The worst is yet to come for mortgage bonds as more holders are forced to sell the securities in a falling market, Freddie Mac Chief Executive Officer Richard Syron and investors James Chanos and Marc Faber said.
“Unfortunately I don’t think we have hit bottom,” Syron, whose company is the second-largest source of money for home loans behind Fannie Mae, said in an interview yesterday from McLean, Virginia. “Things are going to get worse.”
The extent of the declines in bonds backed by home loans to borrowers with limited or poor credit histories is being masked by investors’ reluctance to buy or sell the securities, said Chanos, president of New York-based Kynikos Associates. When Bear Stearns Cos. was forced to bail out two hedge funds in the past month after bad bets on subprime mortgage bonds, “the banks went out of their way so they didn’t have to liquidate” the bonds and establish a price, and instead refinanced them, Chanos said.
Moody’s Investors Service cut credit ratings on $5 billion of subprime mortgage bonds in the past two weeks, while Standard & Poor’s cut $6.4 billion. Fitch analyst Robert Curran said July 12 the decline in housing prices is “as intense, if not more severe” than it was earlier this year.

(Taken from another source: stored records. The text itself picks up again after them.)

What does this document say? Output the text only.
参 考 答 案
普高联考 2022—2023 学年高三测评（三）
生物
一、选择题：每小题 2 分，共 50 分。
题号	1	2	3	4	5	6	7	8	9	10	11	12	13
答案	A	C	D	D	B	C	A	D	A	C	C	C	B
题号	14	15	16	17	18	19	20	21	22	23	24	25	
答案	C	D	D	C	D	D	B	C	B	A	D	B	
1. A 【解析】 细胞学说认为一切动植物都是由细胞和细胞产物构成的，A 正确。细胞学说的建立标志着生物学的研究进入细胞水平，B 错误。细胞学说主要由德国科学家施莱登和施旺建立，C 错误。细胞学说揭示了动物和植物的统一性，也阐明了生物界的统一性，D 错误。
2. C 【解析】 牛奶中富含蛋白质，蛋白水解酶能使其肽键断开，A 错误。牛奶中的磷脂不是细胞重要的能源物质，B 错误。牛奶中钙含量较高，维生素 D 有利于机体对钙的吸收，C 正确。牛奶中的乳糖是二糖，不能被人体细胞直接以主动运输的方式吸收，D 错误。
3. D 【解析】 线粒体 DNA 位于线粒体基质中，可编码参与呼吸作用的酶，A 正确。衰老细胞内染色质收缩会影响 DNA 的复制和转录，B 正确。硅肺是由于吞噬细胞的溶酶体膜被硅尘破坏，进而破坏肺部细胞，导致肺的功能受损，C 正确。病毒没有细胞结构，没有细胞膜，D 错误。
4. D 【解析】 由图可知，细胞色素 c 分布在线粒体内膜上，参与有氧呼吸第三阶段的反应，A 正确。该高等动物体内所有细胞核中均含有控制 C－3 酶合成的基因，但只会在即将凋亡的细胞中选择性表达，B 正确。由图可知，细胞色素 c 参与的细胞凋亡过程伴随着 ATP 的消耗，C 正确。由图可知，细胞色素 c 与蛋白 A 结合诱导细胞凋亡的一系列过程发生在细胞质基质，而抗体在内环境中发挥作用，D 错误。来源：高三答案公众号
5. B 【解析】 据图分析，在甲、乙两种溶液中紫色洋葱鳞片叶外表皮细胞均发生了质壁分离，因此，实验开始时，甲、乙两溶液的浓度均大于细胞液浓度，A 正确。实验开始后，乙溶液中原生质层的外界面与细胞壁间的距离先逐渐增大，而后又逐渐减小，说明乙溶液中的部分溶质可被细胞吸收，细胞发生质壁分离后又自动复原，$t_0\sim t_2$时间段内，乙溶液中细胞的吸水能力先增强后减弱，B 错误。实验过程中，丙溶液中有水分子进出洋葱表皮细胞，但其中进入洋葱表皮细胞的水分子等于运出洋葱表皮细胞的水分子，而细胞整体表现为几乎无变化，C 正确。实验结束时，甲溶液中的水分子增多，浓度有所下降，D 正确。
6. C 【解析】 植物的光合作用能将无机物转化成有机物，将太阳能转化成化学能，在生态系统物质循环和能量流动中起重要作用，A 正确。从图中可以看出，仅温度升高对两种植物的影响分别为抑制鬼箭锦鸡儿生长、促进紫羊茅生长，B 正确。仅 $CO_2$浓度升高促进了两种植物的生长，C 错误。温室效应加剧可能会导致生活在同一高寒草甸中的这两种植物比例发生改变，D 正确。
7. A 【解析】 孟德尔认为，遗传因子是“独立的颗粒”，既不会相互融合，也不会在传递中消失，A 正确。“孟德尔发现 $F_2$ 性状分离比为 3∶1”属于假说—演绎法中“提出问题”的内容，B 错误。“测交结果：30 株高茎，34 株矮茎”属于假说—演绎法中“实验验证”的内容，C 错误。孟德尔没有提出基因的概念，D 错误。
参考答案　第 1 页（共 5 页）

“The issue here is passing the hot potato,” Chanos said. “No one wants to give these pieces of paper up for cash because that is an actual transaction that people could point to as opposed to a refinancing or trying to finesse your way out.”
Defaults by subprime borrowers are at the highest in a decade, dragging down the value of homes and bonds. Those declines have helped increase borrowing costs and have become a “drag on the economy,” Syron said.
Moody’s, Standard & Poor’s and Fitch Ratings all warned in the past two weeks that the housing slump is broadening.
“There’s a lot more to come,” Chanos, who oversees $4 billion and specializes in short sales, said in New York. “What we’re seeing already is a spreading of the contagion.”
Freddie Mac’s Syron said he was concerned enough to talk to Federal Reserve Chairman Ben Bernanke about declines in the subprime market.
“Ben is a friend of mine and I have talked to him about this,” Syron said. “It’s a very, very serious issue.”